Perhaps it’s not directly related to this discussion, but we can talk about it some other time.

I would like to better understand the scenario. Sorry for catching up and joining the discussion late! In general, I’m in favor of facilitating the discovery of link types. I suggest to have Fred, or someone who understands the scenario to present it at at OSLC meeting.
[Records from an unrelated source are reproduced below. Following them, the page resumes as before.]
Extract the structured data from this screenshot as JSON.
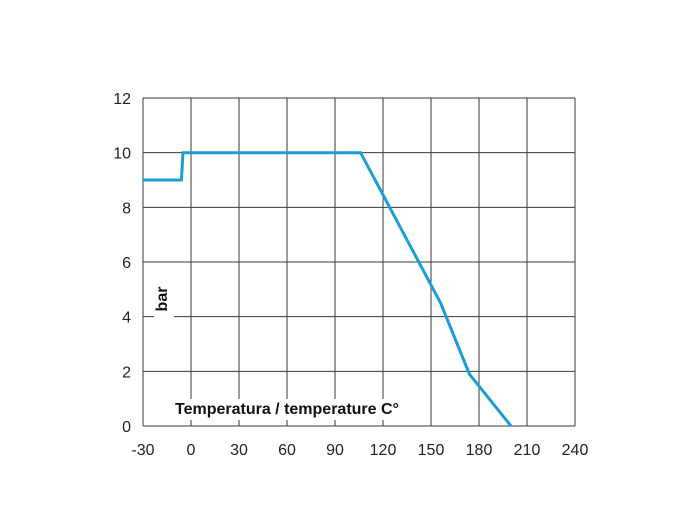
{
  "chart_data": {
    "type": "line",
    "xlabel": "Temperatura / temperature C°",
    "ylabel": "bar",
    "xlim": [
      -30,
      240
    ],
    "ylim": [
      0,
      12
    ],
    "x_ticks": [
      -30,
      0,
      30,
      60,
      90,
      120,
      150,
      180,
      210,
      240
    ],
    "y_ticks": [
      0,
      2,
      4,
      6,
      8,
      10,
      12
    ],
    "grid": true,
    "series": [
      {
        "color": "#1a9ed8",
        "points": [
          [
            -30,
            9
          ],
          [
            -6,
            9
          ],
          [
            -5,
            10
          ],
          [
            106,
            10
          ],
          [
            156,
            4.5
          ],
          [
            174,
            1.9
          ],
          [
            200,
            0
          ]
        ]
      }
    ]
  }
}
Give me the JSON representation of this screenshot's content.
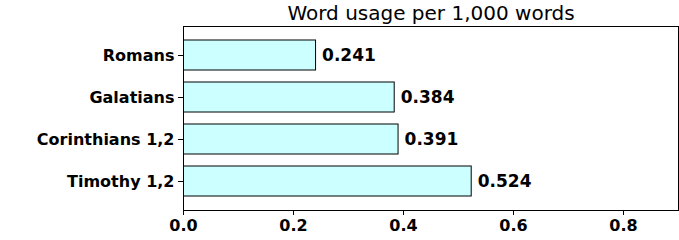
{
  "chart_data": {
    "type": "bar",
    "title": "Word usage per 1,000 words",
    "orientation": "horizontal",
    "categories": [
      "Romans",
      "Galatians",
      "Corinthians 1,2",
      "Timothy 1,2"
    ],
    "values": [
      0.241,
      0.384,
      0.391,
      0.524
    ],
    "color": "#ccffff",
    "xlim": [
      0,
      0.9
    ],
    "xticks": [
      {
        "value": 0,
        "label": "0.0"
      },
      0.2,
      0.4,
      0.6,
      0.8
    ],
    "grid": false,
    "data_labels": true
  }
}
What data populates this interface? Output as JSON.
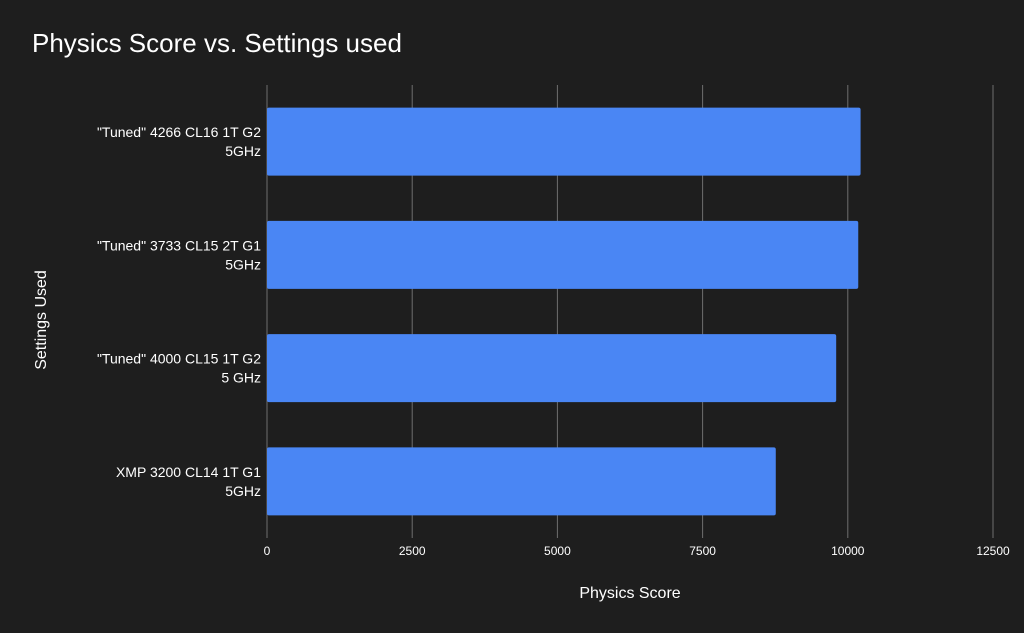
{
  "chart_data": {
    "type": "bar",
    "orientation": "horizontal",
    "title": "Physics Score vs. Settings used",
    "xlabel": "Physics Score",
    "ylabel": "Settings Used",
    "categories": [
      [
        "\"Tuned\" 4266 CL16 1T G2",
        "5GHz"
      ],
      [
        "\"Tuned\" 3733 CL15 2T G1",
        "5GHz"
      ],
      [
        "\"Tuned\" 4000 CL15 1T G2",
        "5 GHz"
      ],
      [
        "XMP 3200 CL14 1T G1",
        "5GHz"
      ]
    ],
    "values": [
      10220,
      10180,
      9800,
      8760
    ],
    "xlim": [
      0,
      12500
    ],
    "xticks": [
      "0",
      "2500",
      "5000",
      "7500",
      "10000",
      "12500"
    ],
    "grid": "vertical",
    "legend": "none",
    "colors": {
      "background": "#1e1e1e",
      "bar": "#4a86f4",
      "grid": "#6e6e6e",
      "text": "#ffffff"
    }
  }
}
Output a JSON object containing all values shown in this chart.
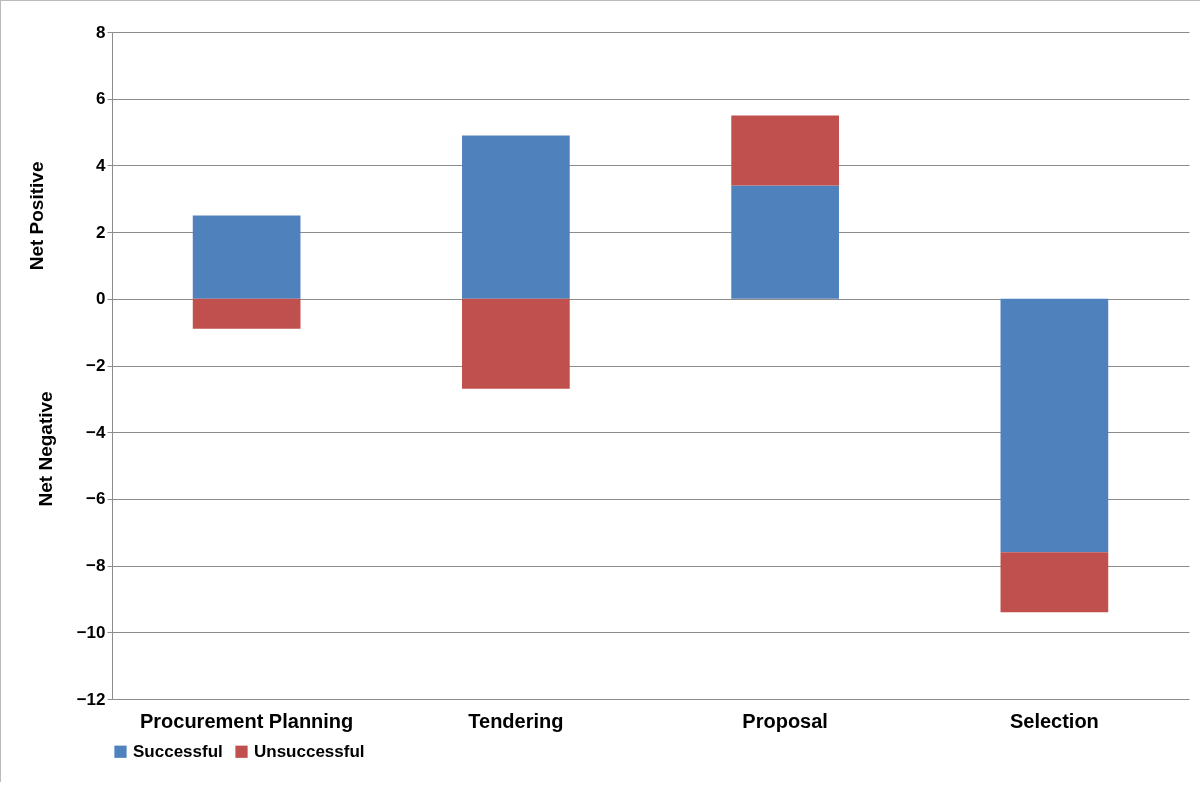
{
  "chart_data": {
    "type": "bar",
    "stacked": true,
    "ylabel": "Net Positive",
    "annotations": [
      "Net Negative"
    ],
    "categories": [
      "Procurement Planning",
      "Tendering",
      "Proposal",
      "Selection"
    ],
    "series": [
      {
        "name": "Successful",
        "color": "#4f81bd",
        "values": [
          2.5,
          4.9,
          3.4,
          -7.6
        ]
      },
      {
        "name": "Unsuccessful",
        "color": "#c0504d",
        "values": [
          -0.9,
          -2.7,
          2.1,
          -1.8
        ]
      }
    ],
    "ylim": [
      -12,
      8
    ],
    "yticks": [
      -12,
      -10,
      -8,
      -6,
      -4,
      -2,
      0,
      2,
      4,
      6,
      8
    ],
    "grid": "y",
    "legend": "bottom"
  }
}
I would prefer discovery, but I’m guessing it generates a few challenges in how we make those link types available in each tool of the toolchain. Still… we can do TRS, so we should be able to manage this :wink:

That sounds very nice.

I might be a bit too much into the “all the folks out there doing OSLC have ELM somewhere”, which might not be true at all :wink: Still, having worked on both Polarion (1 single multi domain project association) and ELM (1 project association per domain couple, be CM-CM, CM-RM, etc.) makes not having these create a gap between actual configuration and perceived configuration.
Also, when a tool supports multiple domains, you might want to filter out some domains for the Linking For example, SECollab only supports linking to CM artefacts because we filter out the corresponding project associations. We do have these enable inside the project.
If I take another last somehow real life example: consider we had support for test management in OSLC Connect for Jira, then customers might want to create a project association to 1 project because it holds the issues, hence the CM-whatever project association. And create a second project association to another project holding the tests. Hence the QM-whatever project association.
Project associations avoid enabling useless link types between projects to ease the life of the user doing traceability.

I’ll be glad to. Honestly, I tried once, but failed to connect on time :sweat_smile: And those last few weeks, I feel like I’m already spending too much time in meeting… so I kinda skipped the last 2 voluntarily! Unexpected confinement consequences! Time to join though.
@axel.reichwein I’ll make it to the next one so we can discuss the larger scenario

I’m unfortunately not enough of a specialist of A-SPICE and ISO26262 to answer this. I’ll see if someone at the office can take on this.

@andrew @axel.reichwein I’ll be glad to discuss this shared links definition topic next thursday during the OSLC OP meeting.

Here’s the feedback I got on the differences between the mentioned standards:

Blockquote Both are iso standards. 26262 is all about the probability of failure and mitigating that with regards to process implementation and technical content. ASPICE/iso330xx is a process capability assessment. They overlap alot but the 26262 is another bunch of attributes you have in your rm tool. And a few extra analysis documents.